The FDA also points out that while trial investigators take all available measures to ensure proper randomization and blinding, toxicities associated with oncology therapies often make it obvious which patients are receiving the active treatment. This negates the effect of the placebo blinding on bias on the part of patients and investigators.

So, what does the FDA propose drugmakers use as a control treatment in oncology trials? If a standard effective therapy for the disease exists, the regulator recommends drugmakers use this as an active control with which to compare their investigational treatment.

Drugmakers could also choose to forgo a controlled trial altogether in favor of an open-label study in which the leading physician decide which standard therapy be used as a comparator product. However, the FDA did provide a few examples of when it would be appropriate to set up a placebo control arm in a cancer trial.

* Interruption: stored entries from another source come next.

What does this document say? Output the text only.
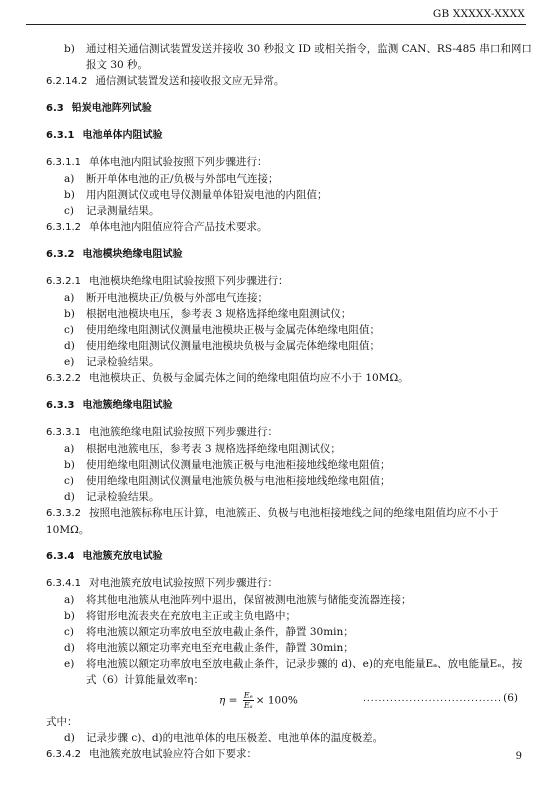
GB XXXXX-XXXX
b) 通过相关通信测试装置发送并接收 30 秒报文 ID 或相关指令，监测 CAN、RS-485 串口和网口
报文 30 秒。
6.2.14.2 通信测试装置发送和接收报文应无异常。
6.3 铅炭电池阵列试验
6.3.1 电池单体内阻试验
6.3.1.1 单体电池内阻试验按照下列步骤进行：
a) 断开单体电池的正/负极与外部电气连接；
b) 用内阻测试仪或电导仪测量单体铅炭电池的内阻值；
c) 记录测量结果。
6.3.1.2 单体电池内阻值应符合产品技术要求。
6.3.2 电池模块绝缘电阻试验
6.3.2.1 电池模块绝缘电阻试验按照下列步骤进行：
a) 断开电池模块正/负极与外部电气连接；
b) 根据电池模块电压，参考表 3 规格选择绝缘电阻测试仪；
c) 使用绝缘电阻测试仪测量电池模块正极与金属壳体绝缘电阻值；
d) 使用绝缘电阻测试仪测量电池模块负极与金属壳体绝缘电阻值；
e) 记录检验结果。
6.3.2.2 电池模块正、负极与金属壳体之间的绝缘电阻值均应不小于 10MΩ。
6.3.3 电池簇绝缘电阻试验
6.3.3.1 电池簇绝缘电阻试验按照下列步骤进行：
a) 根据电池簇电压，参考表 3 规格选择绝缘电阻测试仪；
b) 使用绝缘电阻测试仪测量电池簇正极与电池柜接地线绝缘电阻值；
c) 使用绝缘电阻测试仪测量电池簇负极与电池柜接地线绝缘电阻值；
d) 记录检验结果。
6.3.3.2 按照电池簇标称电压计算，电池簇正、负极与电池柜接地线之间的绝缘电阻值均应不小于
10MΩ。
6.3.4 电池簇充放电试验
6.3.4.1 对电池簇充放电试验按照下列步骤进行：
a) 将其他电池簇从电池阵列中退出，保留被测电池簇与储能变流器连接；
b) 将钳形电流表夹在充放电主正或主负电路中；
c) 将电池簇以额定功率放电至放电截止条件，静置 30min；
d) 将电池簇以额定功率充电至充电截止条件，静置 30min；
e) 将电池簇以额定功率放电至放电截止条件，记录步骤的 d)、e)的充电能量Eₐ、放电能量Eₑ，按
式（6）计算能量效率η：
$\eta = \frac{\text{Eₑ}}{\text{Eₐ}} \times 100\%$	.................................... (6)
式中：
d) 记录步骤 c)、d)的电池单体的电压极差、电池单体的温度极差。
6.3.4.2 电池簇充放电试验应符合如下要求：	9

“A placebo design may be useful or preferred in maintenance therapy, add-on trial designs, or in trials of adjuvant therapies (where standard of care is surveillance),” said the guidance document. “However, the use of placebo in double-blind, randomized trials conducted in development programs for drug products for the treatment of malignant hematologic and oncologic disease sometimes presents both practical and ethical concerns.”

To help trial sponsors determine when to use a placebo and when to explore other types of active controls, the FDA has provided some points which should be taken into account during the study design process. For one, the rationale for choosing to establish a placebo-control group should be provided by sponsors, particularly when invasive methods of administration – such as intrathecal delivery – are required.

When it comes to blinding, FDA says a patient should be unblinded if they experience disease progression or recurrence so that they may be eligible to receive the standard of care therapy, if one exists. Unblinding is also recommended in the event that a patient experiences an adverse event; if the reaction is associated with the active drug product being investigated, the patient can be treated using a number of drugs, however these treatments may be inappropriate and unnecessary for a patient receiving the placebo. It’s important, in this case, to be able to distinguish between the two treatment arms.

“If a sponsor intends to maintain the treatment blind when disease recurs or progresses or a suspected adverse event occurs, the informed consent document should specify the risks and potential disadvantages of this approach, and the protocol should include justification for the potential added risk,” said the draft guidance.